Pendant des siècles, le rêve de l’homme a été de voler, et Franz Reichelt, le « tailleur volant » de Paris, n’était pas différent des autres hommes : en 1912, il construisait et portait une sorte de combinaison de parachute avec laquelle il a sauté de la Tour Eiffel. L’invention n’a cependant pas fonctionné et Reichelt est mort sur le coup. Mais pour raconter cette histoire qui à tous égards est décidément incroyable, il faut prendre quelques pas en arrière.

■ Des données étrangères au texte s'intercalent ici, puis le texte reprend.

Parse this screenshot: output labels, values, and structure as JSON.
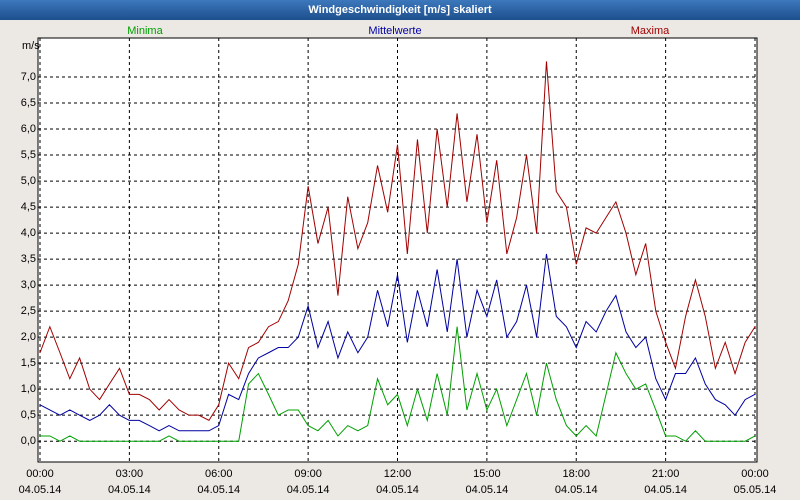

Nous sommes au début du XXe siècle, précisément au début des années 1910. Franz Reichelt, tailleur bohème autrichien né en 1878 et possédant un atelier de mode réputé rue Gaillon (près de l’Opéra), fait un saut au-delà des mètres de tissu qui l’entourent. Fasciné par les progrès réalisés dans l’aviation par les frères Wright et ceux dans le domaine nautique par Louis Blériot, il décide d’apporter sa contribution à la cause militaire et d’investir son argent dans quelque chose de complètement différent des vêtements cousus jusqu’alors : un robe de parachute.
À l’époque, en effet, il y avait un grand besoin de trouver un système qui permettrait aux pilotes de se poser au sol sans se blesser ni mourir, au cas où ils devraient abandonner leur avion. Lorsqu’en 1911 leAéro-Club de France (la plus ancienne institution de recherche aéronautique de France, dont était également membre l’écrivain Jules Verne) a annoncé qu’elle offrirait le prix Lalance 10 000 francs qui avait inventé un parachute sûr pour les pilotes, Reichelt se sentit encore plus motivé et se mit au travail.
Le tailleur commença à créer une série de parachutes intégrés à l’intérieur d’une combinaison d’aviateur, qu’il fit ensuite porter sur des mannequins qui à leur tour furent jetés depuis les fenêtres du cinquième étage de l’immeuble dans lequel il vivait. À un moment donné, il a même développé une combinaison caoutchoutée avec des pistons internes, mais le résultat n’était toujours pas celui espéré : les mannequins n’arrêtaient pas de s’écraser au sol, et Reichelt s’est même cassé la jambe en testant l’un de ses prototypes.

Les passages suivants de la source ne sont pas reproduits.